Asymptomatic multicentric Castleman disease: a potential early stage of idiopathic MCD

AbstractAccording to the diagnostic criteria for human herpesvirus 8 (HHV-8)–negative/idiopathic multicentric Castleman disease (iMCD) proposed by Castleman Disease Collaborative Network in 2017, there is a group of HHV-8–negative patients with multicentric Castleman disease (MCD) who do not have symptoms and hyperinflammatory state and do not meet the iMCD criteria. This retrospective study enrolled 114 such patients, described as asymptomatic MCD (aMCD), from 26 Chinese centers from 2000 to 2021. With a median follow-up time of 46.5 months (range, 4-279 months), 6 patients (5.3%) transformed to iMCD. The median time between a diagnosis of aMCD and iMCD in these 6 patients was 28.5 months (range, 3-60).
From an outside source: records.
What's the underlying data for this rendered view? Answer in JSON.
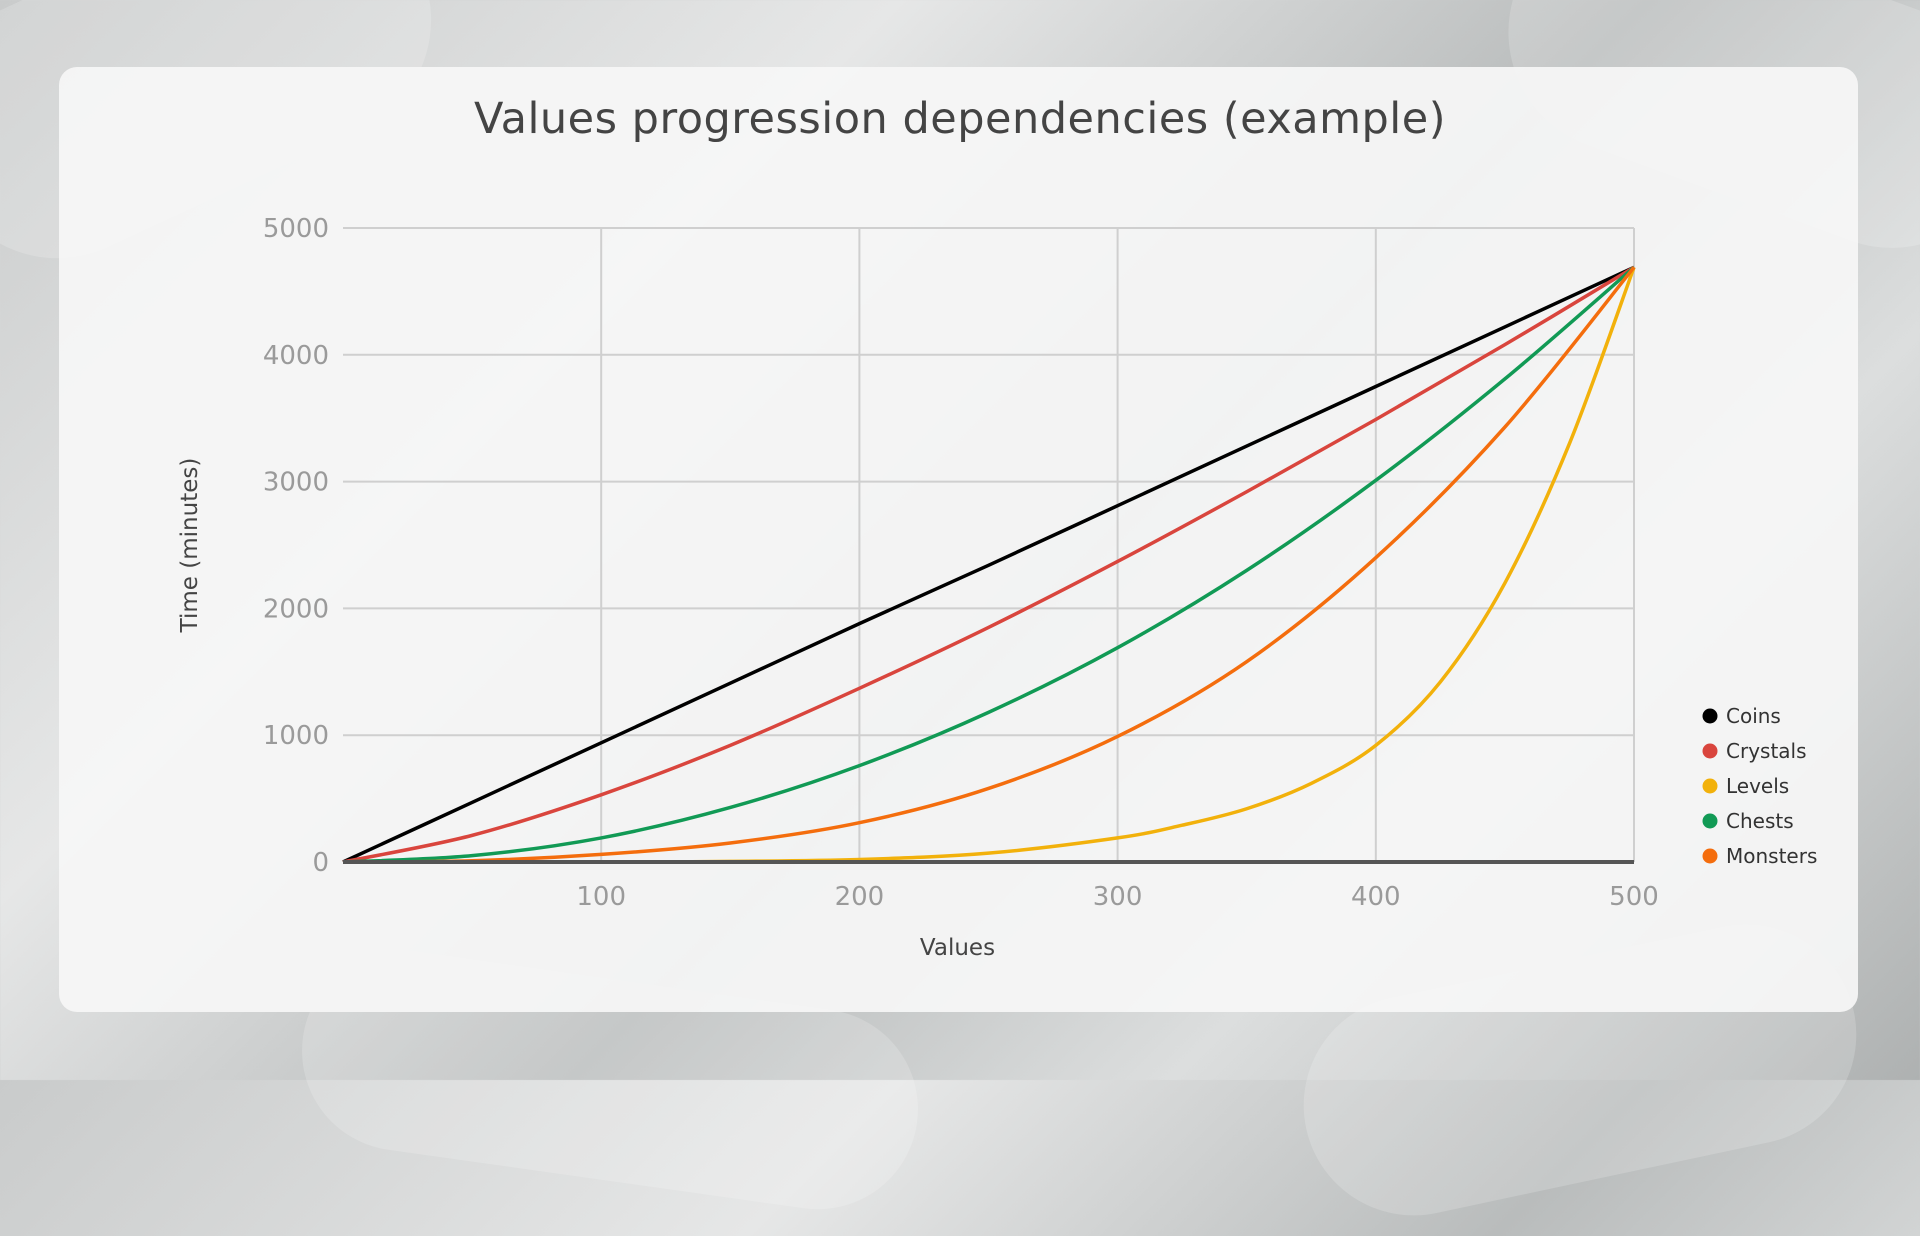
{
  "page": {
    "title": "Values progression dependencies (example)"
  },
  "chart_data": {
    "type": "line",
    "title": "Values progression dependencies (example)",
    "xlabel": "Values",
    "ylabel": "Time (minutes)",
    "xlim": [
      0,
      500
    ],
    "ylim": [
      0,
      5000
    ],
    "x_ticks": [
      100,
      200,
      300,
      400,
      500
    ],
    "y_ticks": [
      0,
      1000,
      2000,
      3000,
      4000,
      5000
    ],
    "grid": true,
    "legend_position": "right",
    "series": [
      {
        "name": "Coins",
        "color": "#000000",
        "x": [
          0,
          50,
          100,
          150,
          200,
          250,
          300,
          350,
          400,
          450,
          500
        ],
        "y": [
          0,
          470,
          940,
          1410,
          1880,
          2340,
          2810,
          3280,
          3750,
          4220,
          4690
        ]
      },
      {
        "name": "Crystals",
        "color": "#d9453d",
        "x": [
          0,
          50,
          100,
          150,
          200,
          250,
          300,
          350,
          400,
          450,
          500
        ],
        "y": [
          0,
          210,
          530,
          920,
          1370,
          1850,
          2370,
          2920,
          3490,
          4080,
          4690
        ]
      },
      {
        "name": "Levels",
        "color": "#f2b10b",
        "x": [
          0,
          100,
          150,
          200,
          250,
          300,
          325,
          350,
          375,
          400,
          425,
          450,
          475,
          500
        ],
        "y": [
          0,
          0,
          5,
          20,
          70,
          190,
          290,
          420,
          620,
          920,
          1420,
          2200,
          3300,
          4690
        ]
      },
      {
        "name": "Chests",
        "color": "#119a55",
        "x": [
          0,
          50,
          100,
          150,
          200,
          250,
          300,
          350,
          400,
          450,
          500
        ],
        "y": [
          0,
          50,
          190,
          430,
          760,
          1180,
          1690,
          2300,
          3010,
          3810,
          4690
        ]
      },
      {
        "name": "Monsters",
        "color": "#f46d0d",
        "x": [
          0,
          50,
          100,
          150,
          200,
          250,
          300,
          350,
          400,
          450,
          500
        ],
        "y": [
          0,
          10,
          60,
          150,
          310,
          580,
          990,
          1580,
          2400,
          3430,
          4690
        ]
      }
    ]
  }
}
During follow-up, 7 patients died; 3 of them died from progression of MCD. Despite that, 37.7% of patients received systemic treatment targeting MCD; this strategy was neither associated with a lower probability of iMCD transformation nor a lower death rate. The 5-year estimated survival of all patients with aMCD was 94.1% (95% confidence interval, 88.8-99.6). Transformation to iMCD was an important predictor of death (log-rank P = .01; 5-year estimated survival, 83.3%). This study suggests that patients with aMCD may represent a potential early stage of iMCD, who may not require immediate treatment but should be closely monitored.